One way of determining bet size is to simply flat bet a set amount for a given expected value. For example let's say starting bankroll is 100 units. You may decide that whenever expected value is 5% then you will bet 5 units. Whenever any subsequent 5% expected value occurs you will likewise bet 5 units regardless of current bankroll. (This will require playing on credit should current bankroll fall below 5 units.) Other expected values would call for differing flat bets as they occur.

Another way of determining bet size is to bet a fraction of (current) bankroll depending upon expected value. For example a 5% expected value that occurs when bankroll is 100 units may call for a 5 unit bet but a 5% expected value when bankroll is 60 units may call for a bet of 3 units. This assumes that betting policy is to bet 5% of current bankroll whenever expected value is 5%. Note that in theory it is impossible to ever go broke betting a fraction of current bankroll. In practice, though, an extensive losing streak could reduce bankroll such that it is less than a minimum bet requirement.

In the shorter term flat betting an advantage outperforms sizing bets by a fractional portion of bankroll which is dependent on expected value. However in the longer run fractional resizing is better. Why is this? Flat betting is like applying a fixed interest rate to an amount deposited in a bank account. If interest rate is 5% per year and $1000 is the fixed principle then $50 per year is added to the account. Fractional betting is like applying a compound interest rate. Interest is paid on the principle as well as money subsequently added to the account so even if interest rate is less than 5% if enough time passes then the compound interest account will be greater then the fixed interest account.

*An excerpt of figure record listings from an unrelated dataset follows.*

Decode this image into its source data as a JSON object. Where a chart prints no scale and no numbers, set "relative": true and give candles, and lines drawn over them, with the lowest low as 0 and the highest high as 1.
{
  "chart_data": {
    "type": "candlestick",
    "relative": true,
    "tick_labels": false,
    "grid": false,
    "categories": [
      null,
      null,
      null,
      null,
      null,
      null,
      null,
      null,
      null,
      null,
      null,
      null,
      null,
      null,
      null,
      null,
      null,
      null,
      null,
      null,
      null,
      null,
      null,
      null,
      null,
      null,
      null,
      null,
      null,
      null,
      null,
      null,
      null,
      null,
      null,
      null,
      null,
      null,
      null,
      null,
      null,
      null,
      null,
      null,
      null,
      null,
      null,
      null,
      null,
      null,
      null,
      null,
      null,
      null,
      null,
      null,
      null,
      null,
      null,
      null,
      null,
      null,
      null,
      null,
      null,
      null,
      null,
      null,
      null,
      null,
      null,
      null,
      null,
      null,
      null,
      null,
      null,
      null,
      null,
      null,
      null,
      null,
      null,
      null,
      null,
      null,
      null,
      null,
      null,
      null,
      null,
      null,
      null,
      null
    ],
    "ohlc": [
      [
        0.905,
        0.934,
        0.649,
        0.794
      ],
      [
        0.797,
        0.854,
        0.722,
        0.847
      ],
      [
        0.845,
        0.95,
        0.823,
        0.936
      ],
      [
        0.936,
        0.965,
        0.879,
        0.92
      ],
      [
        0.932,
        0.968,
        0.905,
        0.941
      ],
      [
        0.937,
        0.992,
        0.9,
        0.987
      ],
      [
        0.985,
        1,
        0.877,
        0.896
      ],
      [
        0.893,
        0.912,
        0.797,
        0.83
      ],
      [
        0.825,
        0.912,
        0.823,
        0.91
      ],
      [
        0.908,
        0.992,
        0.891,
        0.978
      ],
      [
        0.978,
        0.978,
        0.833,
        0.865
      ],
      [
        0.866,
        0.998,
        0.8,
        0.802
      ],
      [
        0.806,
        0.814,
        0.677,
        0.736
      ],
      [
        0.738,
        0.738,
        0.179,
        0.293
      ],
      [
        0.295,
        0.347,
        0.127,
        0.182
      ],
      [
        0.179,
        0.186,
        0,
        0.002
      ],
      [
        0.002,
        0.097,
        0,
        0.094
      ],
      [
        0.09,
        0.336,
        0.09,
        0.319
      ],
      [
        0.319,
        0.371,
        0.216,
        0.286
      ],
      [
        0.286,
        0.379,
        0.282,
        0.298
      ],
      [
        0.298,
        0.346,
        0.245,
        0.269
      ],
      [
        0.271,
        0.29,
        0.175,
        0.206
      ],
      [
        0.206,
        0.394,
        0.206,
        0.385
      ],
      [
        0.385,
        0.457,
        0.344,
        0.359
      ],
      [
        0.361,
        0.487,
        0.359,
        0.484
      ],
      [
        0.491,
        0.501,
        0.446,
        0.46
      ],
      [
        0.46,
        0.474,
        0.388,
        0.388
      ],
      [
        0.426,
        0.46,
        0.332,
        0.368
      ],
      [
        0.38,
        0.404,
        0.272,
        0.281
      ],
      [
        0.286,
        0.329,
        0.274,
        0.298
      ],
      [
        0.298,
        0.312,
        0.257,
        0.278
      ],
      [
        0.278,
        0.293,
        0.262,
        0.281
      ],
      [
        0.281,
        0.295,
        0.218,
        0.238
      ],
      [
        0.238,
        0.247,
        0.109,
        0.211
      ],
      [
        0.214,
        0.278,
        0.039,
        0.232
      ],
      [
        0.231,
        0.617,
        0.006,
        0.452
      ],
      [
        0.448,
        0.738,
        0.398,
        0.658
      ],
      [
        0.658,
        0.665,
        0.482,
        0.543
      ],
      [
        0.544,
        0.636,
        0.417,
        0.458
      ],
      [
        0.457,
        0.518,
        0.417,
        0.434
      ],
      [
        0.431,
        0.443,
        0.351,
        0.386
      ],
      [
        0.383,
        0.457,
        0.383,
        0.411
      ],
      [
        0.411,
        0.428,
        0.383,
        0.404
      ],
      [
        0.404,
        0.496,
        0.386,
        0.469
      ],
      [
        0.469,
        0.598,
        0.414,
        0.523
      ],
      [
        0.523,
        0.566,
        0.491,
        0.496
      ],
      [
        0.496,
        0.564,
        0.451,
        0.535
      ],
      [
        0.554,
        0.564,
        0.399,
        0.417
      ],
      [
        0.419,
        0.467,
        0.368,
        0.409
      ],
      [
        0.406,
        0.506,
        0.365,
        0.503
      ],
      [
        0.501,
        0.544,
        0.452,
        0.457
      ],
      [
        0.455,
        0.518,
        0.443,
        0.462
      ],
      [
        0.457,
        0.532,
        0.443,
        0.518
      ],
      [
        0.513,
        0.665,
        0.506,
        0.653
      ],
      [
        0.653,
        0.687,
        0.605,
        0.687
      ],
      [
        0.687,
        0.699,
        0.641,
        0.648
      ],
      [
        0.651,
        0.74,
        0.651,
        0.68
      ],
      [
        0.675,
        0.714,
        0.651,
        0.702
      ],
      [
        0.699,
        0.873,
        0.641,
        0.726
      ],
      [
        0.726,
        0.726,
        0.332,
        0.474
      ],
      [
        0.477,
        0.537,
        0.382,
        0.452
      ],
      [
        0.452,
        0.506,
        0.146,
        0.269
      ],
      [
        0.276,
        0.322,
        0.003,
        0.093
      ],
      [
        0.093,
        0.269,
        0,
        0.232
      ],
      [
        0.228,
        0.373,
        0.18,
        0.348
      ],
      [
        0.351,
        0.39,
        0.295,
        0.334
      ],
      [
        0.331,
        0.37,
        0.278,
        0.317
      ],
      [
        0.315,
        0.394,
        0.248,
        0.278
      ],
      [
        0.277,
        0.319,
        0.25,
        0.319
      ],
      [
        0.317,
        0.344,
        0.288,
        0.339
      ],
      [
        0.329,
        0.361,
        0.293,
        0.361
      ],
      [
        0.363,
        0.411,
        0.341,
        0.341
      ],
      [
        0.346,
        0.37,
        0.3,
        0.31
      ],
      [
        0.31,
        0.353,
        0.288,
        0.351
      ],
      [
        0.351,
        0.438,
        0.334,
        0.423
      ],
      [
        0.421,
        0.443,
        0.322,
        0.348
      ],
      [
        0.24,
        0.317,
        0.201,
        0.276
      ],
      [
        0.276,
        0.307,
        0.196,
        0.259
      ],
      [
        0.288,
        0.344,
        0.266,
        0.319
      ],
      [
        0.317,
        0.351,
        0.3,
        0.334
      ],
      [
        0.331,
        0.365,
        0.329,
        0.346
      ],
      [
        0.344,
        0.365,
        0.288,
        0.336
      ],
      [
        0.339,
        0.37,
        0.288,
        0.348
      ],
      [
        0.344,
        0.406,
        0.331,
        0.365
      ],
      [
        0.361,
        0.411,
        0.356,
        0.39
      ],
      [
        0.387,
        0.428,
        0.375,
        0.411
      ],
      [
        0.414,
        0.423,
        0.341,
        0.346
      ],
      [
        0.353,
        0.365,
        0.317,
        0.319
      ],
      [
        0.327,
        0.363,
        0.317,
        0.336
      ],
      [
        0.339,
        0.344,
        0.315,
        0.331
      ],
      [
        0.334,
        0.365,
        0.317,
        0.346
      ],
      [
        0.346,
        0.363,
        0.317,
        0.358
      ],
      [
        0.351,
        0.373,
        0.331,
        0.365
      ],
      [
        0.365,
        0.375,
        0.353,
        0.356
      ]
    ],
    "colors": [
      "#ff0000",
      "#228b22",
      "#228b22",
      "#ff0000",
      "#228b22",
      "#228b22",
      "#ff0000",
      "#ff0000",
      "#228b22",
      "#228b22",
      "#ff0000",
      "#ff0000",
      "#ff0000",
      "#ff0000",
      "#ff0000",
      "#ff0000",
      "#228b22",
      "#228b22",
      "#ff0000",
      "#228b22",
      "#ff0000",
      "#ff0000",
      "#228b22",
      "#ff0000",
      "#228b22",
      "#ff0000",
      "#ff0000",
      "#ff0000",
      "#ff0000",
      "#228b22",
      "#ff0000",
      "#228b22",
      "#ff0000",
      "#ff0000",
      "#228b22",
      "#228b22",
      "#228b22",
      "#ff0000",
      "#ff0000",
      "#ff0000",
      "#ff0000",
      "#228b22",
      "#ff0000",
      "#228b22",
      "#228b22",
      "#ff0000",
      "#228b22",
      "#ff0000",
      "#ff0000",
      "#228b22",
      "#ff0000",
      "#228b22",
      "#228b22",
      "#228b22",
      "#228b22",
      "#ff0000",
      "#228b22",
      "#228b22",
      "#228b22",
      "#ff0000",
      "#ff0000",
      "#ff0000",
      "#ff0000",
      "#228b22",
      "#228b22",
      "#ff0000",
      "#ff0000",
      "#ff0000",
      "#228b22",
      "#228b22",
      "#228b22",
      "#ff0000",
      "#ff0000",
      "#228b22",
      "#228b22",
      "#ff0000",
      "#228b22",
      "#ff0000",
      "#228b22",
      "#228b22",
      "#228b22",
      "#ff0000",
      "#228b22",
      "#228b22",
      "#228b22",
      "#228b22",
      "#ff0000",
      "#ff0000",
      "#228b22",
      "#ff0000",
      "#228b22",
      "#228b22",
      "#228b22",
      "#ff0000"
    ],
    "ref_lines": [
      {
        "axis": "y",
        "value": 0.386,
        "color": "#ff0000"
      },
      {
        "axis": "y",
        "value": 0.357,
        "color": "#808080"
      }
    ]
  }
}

In the end there is one constant element required for a player to have a long term advantage in blackjack and that is the ability to consistently identify positive expected value betting opportunities. How a player uses the advantage is a subjective decision. With a positive expected value the more you bet the more you can expect to win. However it is also true that, somewhat paradoxically, the more you bet on a positive EV the more likely it is that your bankroll will be decimated. So what gives? Let's say there are 1000 players that aggressively "overbet" all positive EV opportunities. Maybe out of the 1000, 999 are wiped out but 1 out of the 1000 does well. In the long run the 1 that does well will bring up the average result of all 1000 such that the average result is a profit. After all, it is positive EV isn't it? Basically the choice is to bet positive EV aggressively for a small chance to win a lot with a larger chance of being wiped out or more conservatively with a greater chance of winning less and a smaller chance of failure.